Roberts was jailed for a minimum of 30 years for the murders of the three unarmed officers: Mr Wombwell, Det Sgt Christopher Head and PC Geoffrey Fox.

The Daily Express reports that Roberts could be freed from Littlehey Prison in Cambridgeshire, "within days". It quotes Mandy Fox, daughter of PC Fox, who tells the paper: "What signal does this show our courageous serving police officers? It is an utter disgrace."

The Independent reports the Home Secretary Theresa May's "distaste" at the decision to release Roberts, and that she had "made sure the government will change the law so life will mean life for anyone who murders a police officer".

Simon Heffer, writing in the Daily Mail, rails against the ending of the home secretary's power to over-rule Parole Board decisions.

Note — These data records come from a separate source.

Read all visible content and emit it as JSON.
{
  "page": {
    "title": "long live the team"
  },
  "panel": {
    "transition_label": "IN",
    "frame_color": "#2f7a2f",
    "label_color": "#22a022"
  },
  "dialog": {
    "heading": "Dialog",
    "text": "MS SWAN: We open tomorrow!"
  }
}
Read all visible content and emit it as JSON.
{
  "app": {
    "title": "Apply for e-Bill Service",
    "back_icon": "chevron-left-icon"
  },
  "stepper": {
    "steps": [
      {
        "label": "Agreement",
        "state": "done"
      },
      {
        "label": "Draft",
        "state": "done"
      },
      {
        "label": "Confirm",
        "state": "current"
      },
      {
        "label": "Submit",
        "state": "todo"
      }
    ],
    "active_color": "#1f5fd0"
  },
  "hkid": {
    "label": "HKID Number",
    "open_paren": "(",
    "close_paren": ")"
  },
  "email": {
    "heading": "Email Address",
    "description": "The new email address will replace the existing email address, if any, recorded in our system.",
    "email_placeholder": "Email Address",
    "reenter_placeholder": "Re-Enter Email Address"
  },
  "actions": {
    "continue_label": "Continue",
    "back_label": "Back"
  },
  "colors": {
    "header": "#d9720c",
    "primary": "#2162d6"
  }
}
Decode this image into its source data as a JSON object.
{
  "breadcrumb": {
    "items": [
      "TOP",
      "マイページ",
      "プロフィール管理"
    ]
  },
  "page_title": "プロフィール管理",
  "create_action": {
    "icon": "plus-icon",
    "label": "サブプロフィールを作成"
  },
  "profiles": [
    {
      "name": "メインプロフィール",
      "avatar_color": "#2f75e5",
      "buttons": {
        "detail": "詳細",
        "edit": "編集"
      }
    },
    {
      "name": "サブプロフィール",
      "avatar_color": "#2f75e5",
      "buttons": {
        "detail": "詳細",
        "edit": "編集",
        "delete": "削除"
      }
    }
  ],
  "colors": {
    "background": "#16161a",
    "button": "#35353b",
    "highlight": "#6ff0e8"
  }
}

"The British public has lost its protection from criminals, first by having their wishes to retain capital punishment over-ridden by liberal politicians who think they know best and now by preventing elected representatives from keeping the violent criminals inside," he writes.

The Guardian though quotes Deputy Prime Minister Nick Clegg - speaking on his LBC Radio phone-in show - saying he supported the Parole Board's decision: "it's about how the justice system works. If you want to run the system according to the latest emotion you feel, fine, but that would be a disaster."

The Daily Telegraph's leader column makes a measured examination of the issues raised by the Roberts case, and concludes: "Just as a prisoner can judicially review a decision not to release him early, a way must be found to test in court whether [he] should spend the rest of his days behind bars."

Supermarket giant Tesco continues to have more problems than just an unexpected item in the bagging area.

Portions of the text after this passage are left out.